The IRS accepted 25,000 of 62,000 offers in compromise in 2017. This is almost $256 million in forgiven back taxes. The average dollar amount of the accepted offers was $10,234. The IRS has a 40.3% approval rate for more than a billion dollars with OICs and experts say the average dollar amount per offer amounted to nearly $15,000. The OIC procedure can be used by people who have lower incomes and it is advised to use an Offer-in-Comrpomise if you have limited income or are close to bankruptcy.
The IRS Offer in Compromise Program might be right for you! If so, then the IRS may work well with your circumstances since that IRS offer is governed by law and IRS can't collect taxes after ten years (tolling periods may apply).
Appealing a rejection
You have 30 days to file an official request for appeal. You can do this by completing this form and following the instructions in your letter from the IRS. If they reject your offer, you may be able to appeal their decision. This is a very important process that you should not ignore!

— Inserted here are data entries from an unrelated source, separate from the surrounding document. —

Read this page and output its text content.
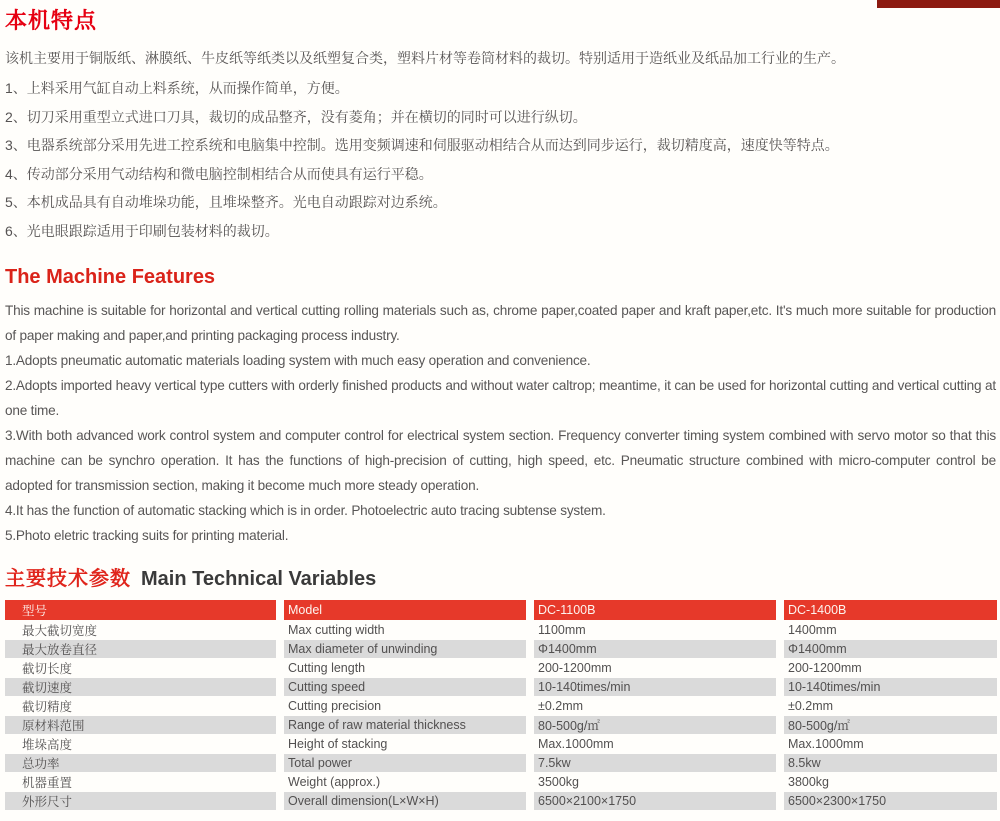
本机特点

该机主要用于铜版纸、淋膜纸、牛皮纸等纸类以及纸塑复合类，塑料片材等卷筒材料的裁切。特别适用于造纸业及纸品加工行业的生产。

1、上料采用气缸自动上料系统，从而操作简单，方便。
2、切刀采用重型立式进口刀具，裁切的成品整齐，没有菱角；并在横切的同时可以进行纵切。
3、电器系统部分采用先进工控系统和电脑集中控制。选用变频调速和伺服驱动相结合从而达到同步运行，裁切精度高，速度快等特点。
4、传动部分采用气动结构和微电脑控制相结合从而使具有运行平稳。
5、本机成品具有自动堆垛功能，且堆垛整齐。光电自动跟踪对边系统。
6、光电眼跟踪适用于印刷包装材料的裁切。
The Machine Features

This machine is suitable for horizontal and vertical cutting rolling materials such as, chrome paper,coated paper and kraft paper,etc. It's much more suitable for production of paper making and paper,and printing packaging process industry.

1.Adopts pneumatic automatic materials loading system with much easy operation and convenience.

2.Adopts imported heavy vertical type cutters with orderly finished products and without water caltrop; meantime, it can be used for horizontal cutting and vertical cutting at one time.

3.With both advanced work control system and computer control for electrical system section. Frequency converter timing system combined with servo motor so that this machine can be synchro operation. It has the functions of high-precision of cutting, high speed, etc. Pneumatic structure combined with micro-computer control be adopted for transmission section, making it become much more steady operation.

4.It has the function of automatic stacking which is in order. Photoelectric auto tracing subtense system.

5.Photo eletric tracking suits for printing material.

主要技术参数 Main Technical Variables
型号	Model	DC-1100B	DC-1400B
最大截切宽度	Max cutting width	1100mm	1400mm
最大放卷直径	Max diameter of unwinding	Φ1400mm	Φ1400mm
截切长度	Cutting length	200-1200mm	200-1200mm
截切速度	Cutting speed	10-140times/min	10-140times/min
截切精度	Cutting precision	±0.2mm	±0.2mm
原材料范围	Range of raw material thickness	80-500g/㎡	80-500g/㎡
堆垛高度	Height of stacking	Max.1000mm	Max.1000mm
总功率	Total power	7.5kw	8.5kw
机器重置	Weight (approx.)	3500kg	3800kg
外形尺寸	Overall dimension(L×W×H)	6500×2100×1750	6500×2300×1750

Keep an eye out for tax relief scams.
Some companies offer to help you pay the taxes that you owe. But the company might charge a lot of money for this. It could be a scam if the company does not submit your offer to the IRS. The IRS will contact you. If it sounds too good, it probably is and they will tell you how much money you owe or if they will help with your taxes.
In conclusion, IRS submitting an offer in compromise with an experienced tax attorney is an alternative to bankruptcy for people who can't pay their taxes. If you would like us to evaluate whether the IRS offer in compromise is right for you, then please feel free to give us a call anytime.